ALPB aprova lei que obriga divulgação de ingressos para pessoas com deficiência em sites de venda na Paraíba

A Assembleia Legislativa da Paraíba aprovou, na manhã desta quarta-feira (25), o Projeto de Lei 5.226/2025, de autoria da deputada estadual Cida Ramos, que estabelece a obrigatoriedade de divulgação da quantidade de ingressos destinados a pessoas com deficiência nos sites oficiais de venda para shows, museus, teatros e demais eventos culturais realizados no Estado.

A proposta, aprovada por unanimidade, determina que organizadores, promotores e responsáveis pela comercialização de ingressos informem, de forma clara e atualizada, três dados essenciais: o número total de ingressos reservados para pessoas com deficiência; a quantidade já vendida; e o total ainda disponível para compra.
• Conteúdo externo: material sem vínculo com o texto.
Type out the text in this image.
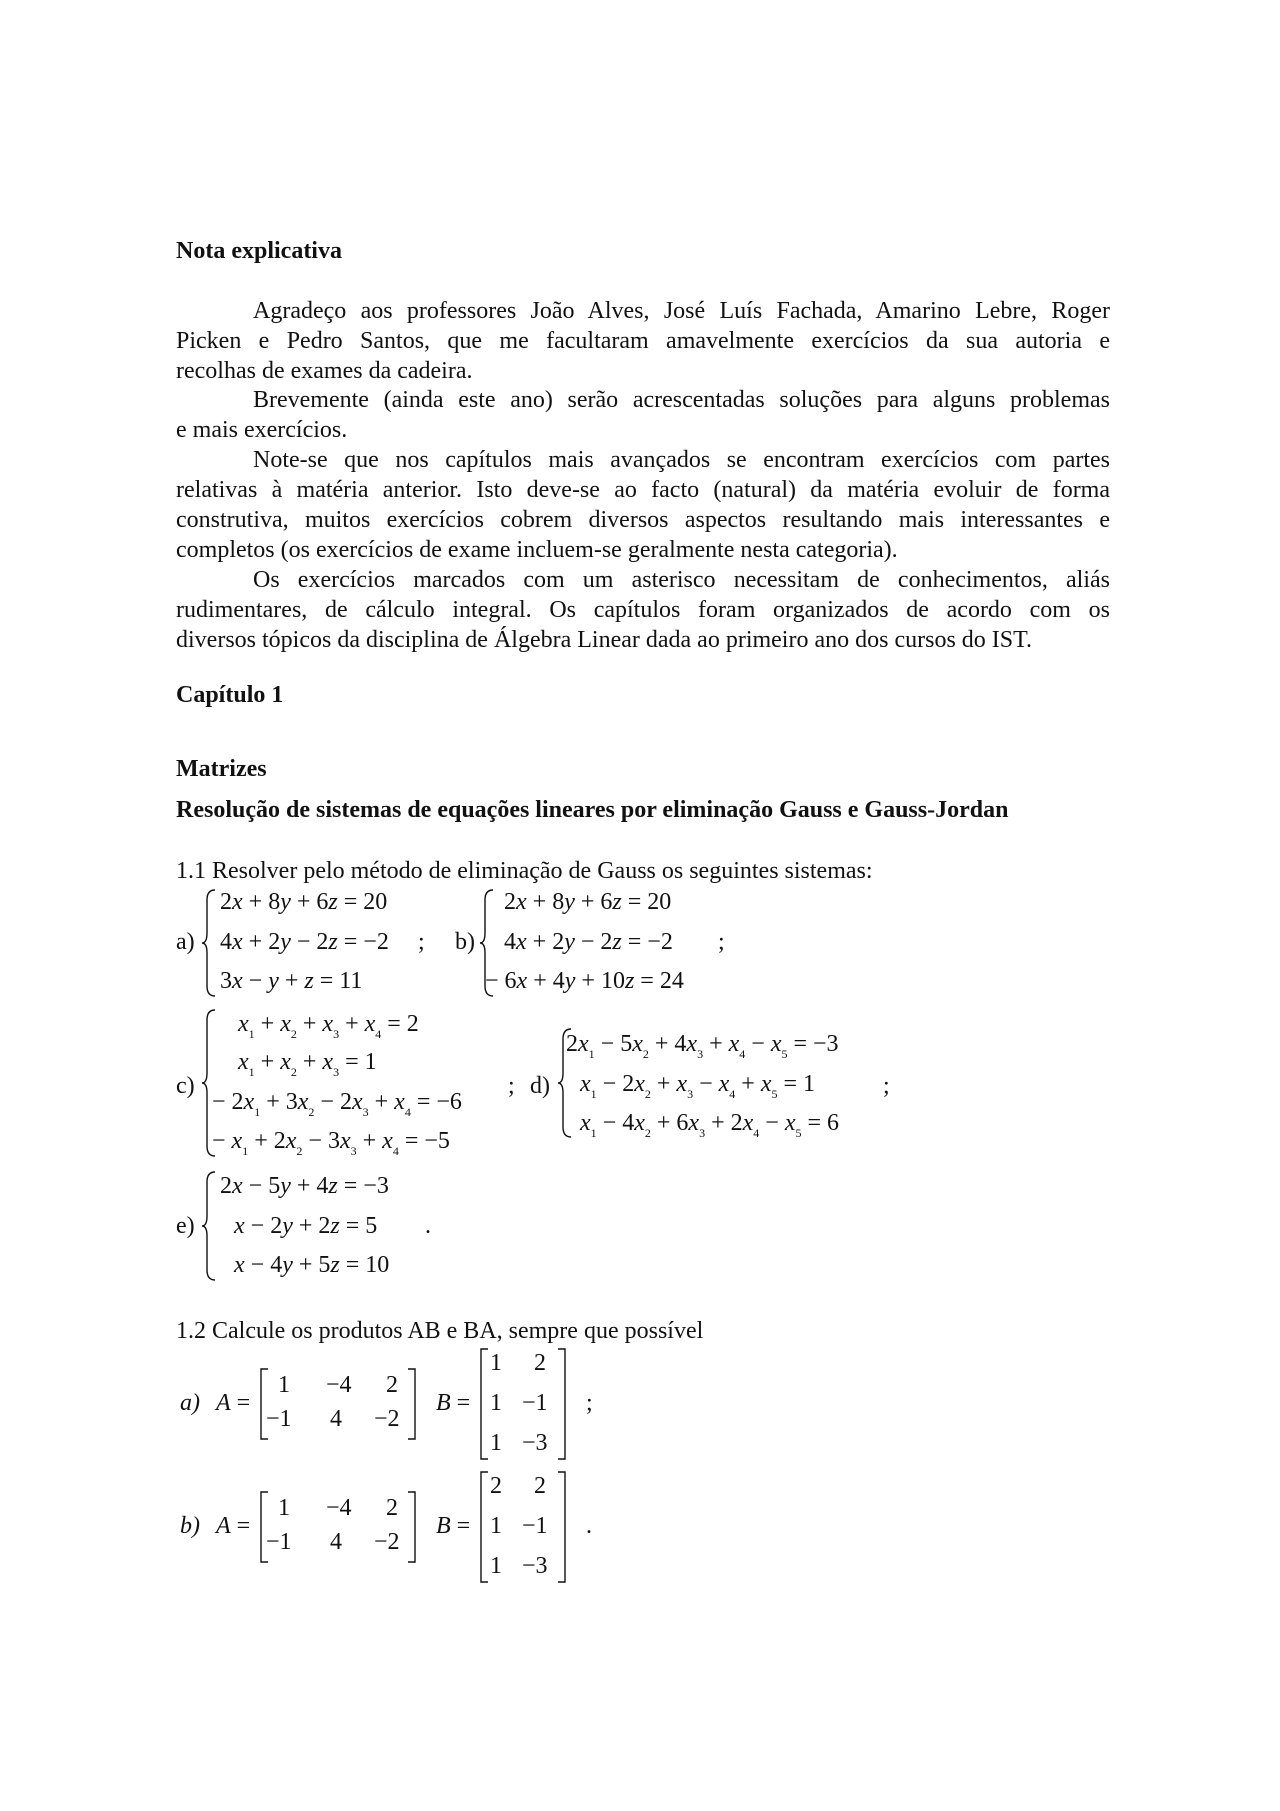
Nota explicativa
Agradeço aos professores João Alves, José Luís Fachada, Amarino Lebre, Roger
Picken e Pedro Santos, que me facultaram amavelmente exercícios da sua autoria e
recolhas de exames da cadeira.
Brevemente (ainda este ano) serão acrescentadas soluções para alguns problemas
e mais exercícios.
Note-se que nos capítulos mais avançados se encontram exercícios com partes
relativas à matéria anterior. Isto deve-se ao facto (natural) da matéria evoluir de forma
construtiva, muitos exercícios cobrem diversos aspectos resultando mais interessantes e
completos (os exercícios de exame incluem-se geralmente nesta categoria).
Os exercícios marcados com um asterisco necessitam de conhecimentos, aliás
rudimentares, de cálculo integral. Os capítulos foram organizados de acordo com os
diversos tópicos da disciplina de Álgebra Linear dada ao primeiro ano dos cursos do IST.
Capítulo 1
Matrizes
Resolução de sistemas de equações lineares por eliminação Gauss e Gauss-Jordan
1.1 Resolver pelo método de eliminação de Gauss os seguintes sistemas:
a)
2x + 8y + 6z = 20
4x + 2y − 2z = −2
3x − y + z = 11
; b)
2x + 8y + 6z = 20
4x + 2y − 2z = −2
− 6x + 4y + 10z = 24
;
c)
$x_1 + x_2 + x_3 + x_4 = 2$
$x_1 + x_2 + x_3 = 1$
− $2x_1 + 3x_2 - 2x_3 + x_4 = -6$
− $x_1 + 2x_2 - 3x_3 + x_4 = -5$
; d)
$2x_1 - 5x_2 + 4x_3 + x_4 - x_5 = -3$
$x_1 - 2x_2 + x_3 - x_4 + x_5 = 1$
$x_1 - 4x_2 + 6x_3 + 2x_4 - x_5 = 6$
;
e)
2x − 5y + 4z = −3
x − 2y + 2z = 5
x − 4y + 5z = 10
.
1.2 Calcule os produtos AB e BA, sempre que possível
a) A =
1 −4 2
−1 4 −2
B =
1 2
1 −1
1 −3
;
b) A =
1 −4 2
−1 4 −2
B =
2 2
1 −1
1 −3
.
As informações deverão estar em local de fácil visualização e ser atualizadas em tempo real ou, no mínimo, diariamente.

De acordo com a autora do projeto, a iniciativa busca garantir transparência e assegurar o acesso pleno à cultura. Na justificativa apresentada no texto da matéria, Cida Ramos destaca que a medida está fundamentada no princípio da inclusão e no cumprimento da legislação já existente.

O texto menciona, ainda, a Lei da Meia-Entrada (Lei nº 12.933/2013), que garante benefícios e reserva de ingressos, mas não prevê a obrigatoriedade de transparência sobre a disponibilidade. Segundo a deputada, essa lacuna pode dificultar o planejamento e o acesso efetivo do público aos eventos. “A proposta promove a igualdade de oportunidades e permite que as pessoas com deficiência exerçam plenamente seu direito de escolha e participação, sem serem surpreendidas pela indisponibilidade de ingressos no momento da compra”, argumenta.

Para a parlamentar, a medida dialoga com o dever do poder público e dos organizadores de eventos de eliminar barreiras e promover acessibilidade, conforme previsto no Estatuto da Pessoa com Deficiência. Segundo ela, a transparência na comercialização dos ingressos fortalece o compromisso do Estado com uma sociedade mais justa e acolhedora.

“Não se trata apenas de garantir um direito formal, mas de assegurar que ele seja concretizado na prática. A transparência é um passo essencial para que as adaptações e cotas previstas em lei sejam efetivamente acessíveis”, conclui.